Para demonstran melanjutkan protes mingguan setelah pengunduran diri Bouteflika, menyerukan reformasi komprehensif sistem pemerintahan sejak kemerdekaan Aljazair dari Prancis pada 1962.
Menyusul pemberlakuan pembatasan untuk menahan pandemi, pengunjuk rasa menangguhkan aksi unjuk rasa mereka Maret lalu, tetapi seruan baru-baru ini beredar di media sosial untuk kembali ke jalan.
Pada hari Jumat, ajakan untuk berkumpulnya demonstran di Internet juga termasuk seruan agar semua orang mengenakan masker selama berpartisipasi dalam protes, karena banyak yang tidak mematuhi mereka selama protes hari Senin untuk memperingati ulang tahun kedua gerakan tersebut, yang juga menarik ribuan orang.
Aparat keamanan menggunakan alat pemukul dan menembakkan gas air mata di salah satu jalan utama di ibu kota setelah para pengunjuk rasa mencoba menerobos pagar penghalang yang disiapkan oleh polisi untuk pergi ke Kantor Pos Pusat, yang telah berubah menjadi tempat berkumpulnya demonstrasi anti-rezim.
Sejak pagi, truk polisi telah dikerahkan di dekat alun-alun utama di pusat kota, dan pos pemeriksaan telah didirikan di beberapa sumbu menuju ibu kota.
Tampaknya waktu belum beranjak sejak unjuk rasa demonstran terakhir pada tahun 2020, ketika massa mengibarkan bendera dan slogan yang sama.
Para partisipan “Hirak” meneriakkan slogan gerakan protes, “Negara sipil yes, militer no,” mereka mengangkat spanduk yang menegaskan bahwa para demonstran adalah aktivis dalam gerakan dan bukan Islamis maupun sekuler.

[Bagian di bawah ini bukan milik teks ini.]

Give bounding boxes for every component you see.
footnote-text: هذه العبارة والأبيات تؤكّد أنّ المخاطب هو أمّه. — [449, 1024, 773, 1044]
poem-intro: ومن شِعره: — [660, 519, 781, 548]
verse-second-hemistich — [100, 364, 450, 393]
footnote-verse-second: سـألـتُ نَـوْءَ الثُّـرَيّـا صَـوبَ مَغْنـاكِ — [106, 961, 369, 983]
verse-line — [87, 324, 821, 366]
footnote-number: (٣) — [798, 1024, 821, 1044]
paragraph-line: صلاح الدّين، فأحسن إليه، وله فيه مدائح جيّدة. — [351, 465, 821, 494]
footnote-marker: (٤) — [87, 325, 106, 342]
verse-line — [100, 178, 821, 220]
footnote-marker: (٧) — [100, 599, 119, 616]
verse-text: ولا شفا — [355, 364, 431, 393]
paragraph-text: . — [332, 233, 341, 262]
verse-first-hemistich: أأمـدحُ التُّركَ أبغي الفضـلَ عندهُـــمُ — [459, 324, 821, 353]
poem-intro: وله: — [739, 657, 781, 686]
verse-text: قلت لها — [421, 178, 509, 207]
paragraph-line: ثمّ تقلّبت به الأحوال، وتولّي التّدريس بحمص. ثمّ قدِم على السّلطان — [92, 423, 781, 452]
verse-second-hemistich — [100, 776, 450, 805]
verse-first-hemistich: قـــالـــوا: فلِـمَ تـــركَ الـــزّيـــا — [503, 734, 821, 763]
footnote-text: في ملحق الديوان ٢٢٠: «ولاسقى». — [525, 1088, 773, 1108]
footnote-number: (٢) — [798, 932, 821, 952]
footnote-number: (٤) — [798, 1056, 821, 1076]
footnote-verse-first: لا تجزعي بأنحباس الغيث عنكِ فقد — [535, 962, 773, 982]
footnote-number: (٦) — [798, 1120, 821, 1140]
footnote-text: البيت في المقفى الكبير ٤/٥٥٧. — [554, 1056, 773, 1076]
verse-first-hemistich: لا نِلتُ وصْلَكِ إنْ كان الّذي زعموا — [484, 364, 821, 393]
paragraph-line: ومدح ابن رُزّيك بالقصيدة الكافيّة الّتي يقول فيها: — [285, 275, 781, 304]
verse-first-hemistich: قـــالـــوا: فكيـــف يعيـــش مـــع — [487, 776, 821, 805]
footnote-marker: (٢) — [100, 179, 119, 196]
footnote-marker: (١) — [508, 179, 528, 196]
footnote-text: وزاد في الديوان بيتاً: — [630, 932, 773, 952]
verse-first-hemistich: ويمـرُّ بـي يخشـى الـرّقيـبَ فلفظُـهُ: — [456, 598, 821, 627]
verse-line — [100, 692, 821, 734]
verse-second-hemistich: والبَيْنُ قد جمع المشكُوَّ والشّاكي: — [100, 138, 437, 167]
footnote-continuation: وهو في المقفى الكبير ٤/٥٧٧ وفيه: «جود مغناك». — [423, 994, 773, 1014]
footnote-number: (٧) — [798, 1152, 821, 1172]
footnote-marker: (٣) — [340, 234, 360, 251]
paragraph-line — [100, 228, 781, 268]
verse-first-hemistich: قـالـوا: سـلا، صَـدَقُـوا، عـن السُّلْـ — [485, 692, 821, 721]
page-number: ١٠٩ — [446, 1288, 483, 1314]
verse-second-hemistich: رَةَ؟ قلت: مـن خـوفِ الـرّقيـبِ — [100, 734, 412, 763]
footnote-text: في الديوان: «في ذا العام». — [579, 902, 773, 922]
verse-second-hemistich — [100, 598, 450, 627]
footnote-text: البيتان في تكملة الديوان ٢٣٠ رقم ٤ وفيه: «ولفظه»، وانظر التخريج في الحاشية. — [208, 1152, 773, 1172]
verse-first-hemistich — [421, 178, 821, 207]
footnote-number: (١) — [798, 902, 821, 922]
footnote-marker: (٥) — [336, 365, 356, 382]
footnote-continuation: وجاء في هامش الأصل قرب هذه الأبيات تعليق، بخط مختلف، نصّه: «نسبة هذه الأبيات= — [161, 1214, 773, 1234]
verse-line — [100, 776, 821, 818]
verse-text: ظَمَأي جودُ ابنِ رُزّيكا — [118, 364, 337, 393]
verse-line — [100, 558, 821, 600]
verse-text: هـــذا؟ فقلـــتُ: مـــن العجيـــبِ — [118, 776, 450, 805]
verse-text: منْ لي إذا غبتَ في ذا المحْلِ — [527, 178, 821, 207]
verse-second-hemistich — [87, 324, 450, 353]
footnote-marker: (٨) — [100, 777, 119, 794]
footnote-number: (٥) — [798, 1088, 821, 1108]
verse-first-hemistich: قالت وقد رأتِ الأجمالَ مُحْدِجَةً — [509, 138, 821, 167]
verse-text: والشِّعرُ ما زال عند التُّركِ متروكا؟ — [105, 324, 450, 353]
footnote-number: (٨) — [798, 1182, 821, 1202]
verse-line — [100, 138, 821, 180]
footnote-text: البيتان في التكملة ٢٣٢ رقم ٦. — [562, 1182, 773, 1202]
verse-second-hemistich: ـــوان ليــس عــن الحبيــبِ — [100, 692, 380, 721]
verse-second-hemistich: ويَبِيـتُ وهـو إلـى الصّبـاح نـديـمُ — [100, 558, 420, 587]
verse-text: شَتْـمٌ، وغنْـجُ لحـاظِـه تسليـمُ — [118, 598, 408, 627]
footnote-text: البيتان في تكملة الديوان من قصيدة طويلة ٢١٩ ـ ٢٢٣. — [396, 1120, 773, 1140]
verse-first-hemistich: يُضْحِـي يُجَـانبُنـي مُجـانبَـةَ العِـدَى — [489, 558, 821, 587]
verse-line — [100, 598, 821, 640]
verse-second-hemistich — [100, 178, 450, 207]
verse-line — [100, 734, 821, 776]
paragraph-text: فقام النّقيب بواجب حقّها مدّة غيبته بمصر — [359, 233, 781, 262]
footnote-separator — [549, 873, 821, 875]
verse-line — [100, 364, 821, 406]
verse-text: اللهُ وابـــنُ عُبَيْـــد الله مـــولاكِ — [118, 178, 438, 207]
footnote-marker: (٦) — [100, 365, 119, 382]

Rezim Presiden Abdelmadjid Tebboune, yang terpilih pada Desember 2019 di tengah jumlah pemilih yang sangat rendah dalam pemungutan suara yang diboikot oleh gerakan protes, berusaha untuk mengekang demonstrasi baru.
Menjelang peringatan demonstrasi, Tebboune membuat sedikit perubahan kepada pemerintah setelah dia mengkritiknya pada Januari, sebelum pergi untuk menerima perawatan di Jerman karena komplikasi dari infeksi Corona.
Dalam upaya lain untuk menenangkan massa, sekitar 40 tahanan dari aktivis gerakan mobilisasi dibebaskan pada Kamis, di antaranya wartawan Khaled Dararni, yang menjadi simbol perjuangan kemerdekaan pers di Aljazair.
Namun para pendukung gerakan mobilisasi tidak terpengaruh oleh seruannya untuk pemilihan legislatif lebih awal dan perombakan kabinet, karena mereka melihat bahwa pemerintahan baru tidak jauh berbeda dengan yang dipimpin oleh Bouteflika selama dua dekade.
Pertemuan diselenggarakan di beberapa wilayah Aljazair, terutama di Bejaia, Kabylie (timur laut) dan Oran (barat laut), di mana aktivis HAM terkemuka, Kaddour Chouicha ditangkap, menurut Komite Nasional Pembebasan Tahanan.
Komite tersebut melaporkan di Facebook bahwa pihak berwenang telah menangkap hampir 500 orang di seluruh negeri, kebanyakan dari mereka kemudian dibebaskan.
Pada hari Senin, Amnesty International menuduh pihak berwenang mengembangkan strategi terkoordinasi untuk membungkam kritik, berdasarkan penyelidikan yang dilakukan terhadap kasus 73 aktivis yang “ditangkap secara sewenang-wenang” dan diadili di pengadilan.